Drake’s hold tightened on her.
“When I was fifteen, she tried to give me to one of her boyfriends.”
His hold became painful.
“She said she was tired and that he liked me, and it would just make things easier if I…if I…” No, Jasmine would not say it. “I left, and I never looked back.” Her breath whispered out. “Maybe ease that grip a bit?”
“Sorry.” He immediately lightened his hold. Then he brought her hand up to his lips. Kissed her wrist. Her palm.
Jasmine could only stare at him. “That wasn’t how you were supposed to react.”
He looked up at her.
“I’m the daughter of a drugged out prostitute. She overdosed a week after I left her. She died and they found her naked and alone in that trailer park.” She shoved back the pain. “You’re not supposed to react this way. You’re not supposed to just sit there and stare up at me and—”
He kissed her hand again. “The first time we talked, I realized how strong you were. I thought you might just be the strongest woman I’d ever met.”
She shook her head. She wasn’t strong. She was weak. A—
“You should see what I see,” he told her, tilting back his head. “When I look at you.”
“A liar and a thief.” She already knew what he saw.
“No.” He pulled her down, and Jasmine sprawled over his lap. “I see a beautiful, smart, strong woman who needs to believe in herself. Life’s been hard, damn brutal to you, but you’ve survived.”
He was making her heart hurt. “Like life hasn’t been brutal to you?”
“We all have our scars.” His thumb moved lightly along the inner column of her wrist. Jasmine knew he had to feel her racing pulse.
Yes, they did have their scars. “When I was a little girl, I wanted another life. Any other life but the one I had. I would dream of starting some place new. A new name. A new past.” She swallowed. “A new future.”
“Is that why you’re still running? Because you want that new life?”
Her lashes lowered. “Sometimes it doesn’t matter how long or hard you run, there’s no escaping the past.”
“Don’t I know it? You can’t even bury that shit sometimes.”
Her gaze jerked back up to his. “Is that what you want to do? Bury your past? Forget about Anna Jean?”
“Her blood will always be on my hands.” His voice roughened. “I hate what I did. I hate that I got drunk and screwed my friend’s girl. Tucker and I…we were close and that destroyed him. Tucker mattered to me. Tucker, Noah, and Trace—they were my family after my mother and grandfather died. And I wound up hurting them all because I couldn’t keep my pants zipped.”
“Drake…”
“She was the only woman who ever got close to me. She looked at me and lied, and I didn’t even realize it.” He paused.
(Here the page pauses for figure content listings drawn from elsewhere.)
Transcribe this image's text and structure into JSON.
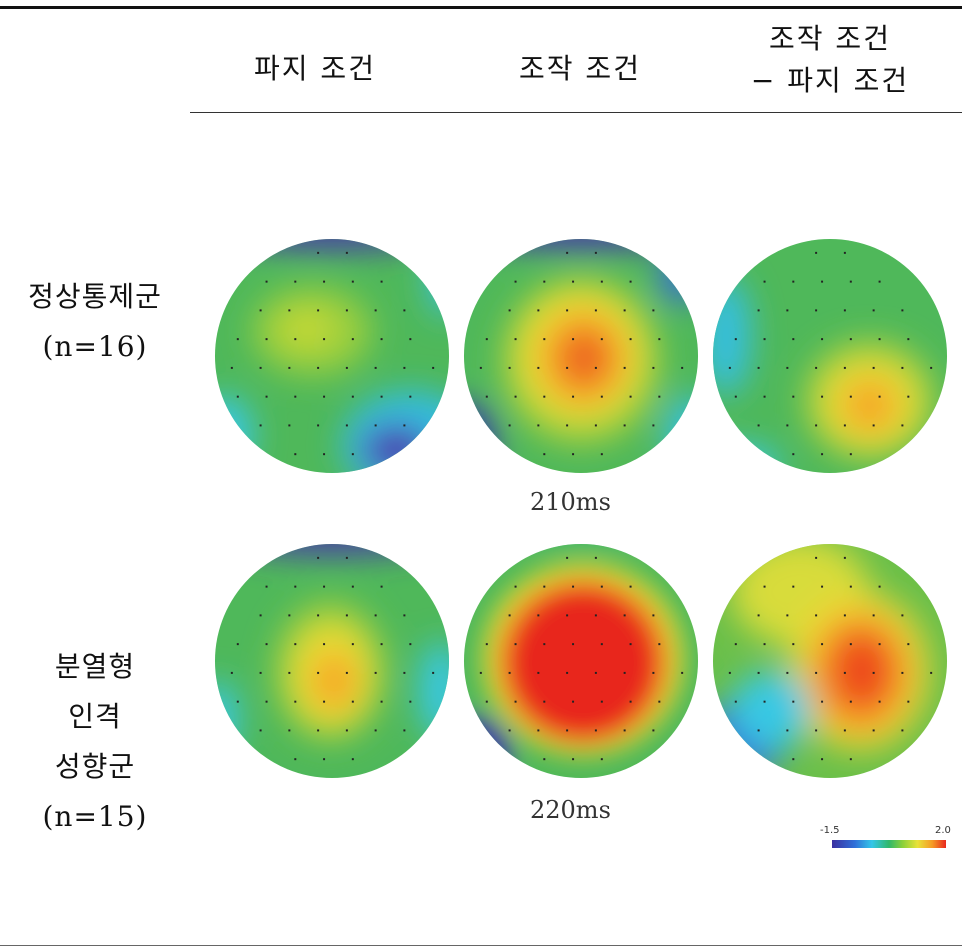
{
  "columns": [
    "파지 조건",
    "조작 조건",
    "조작 조건\n− 파지 조건"
  ],
  "rows": [
    {
      "label": "정상통제군\n(n=16)"
    },
    {
      "label": "분열형\n인격\n성향군\n(n=15)"
    }
  ],
  "times": [
    "210ms",
    "220ms"
  ],
  "colorbar": {
    "min": "-1.5",
    "max": "2.0",
    "colors": [
      "#3a2fa0",
      "#2f6fd8",
      "#33c6e8",
      "#30b86a",
      "#8bd03a",
      "#e8e23a",
      "#f59a25",
      "#e8281e"
    ]
  }
}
Studied her with a hard gaze. “I know when you lie, but the problem is…I don’t seem to care.”
She needed to pull away. Instead, she leaned in closer.
Their lips were almost touching.
“Why do you stare at Noah York and look as if you’re losing your whole world?”
His question sank into her, nearly piercing her heart. Too late, she did try to pull away, but there was no place to go.
“I won’t betray my friends. Not ever again,” he vowed. “There’s something there, between you and Noah. He doesn’t remember you—”
“Why should he? We never met.” He was the lucky one.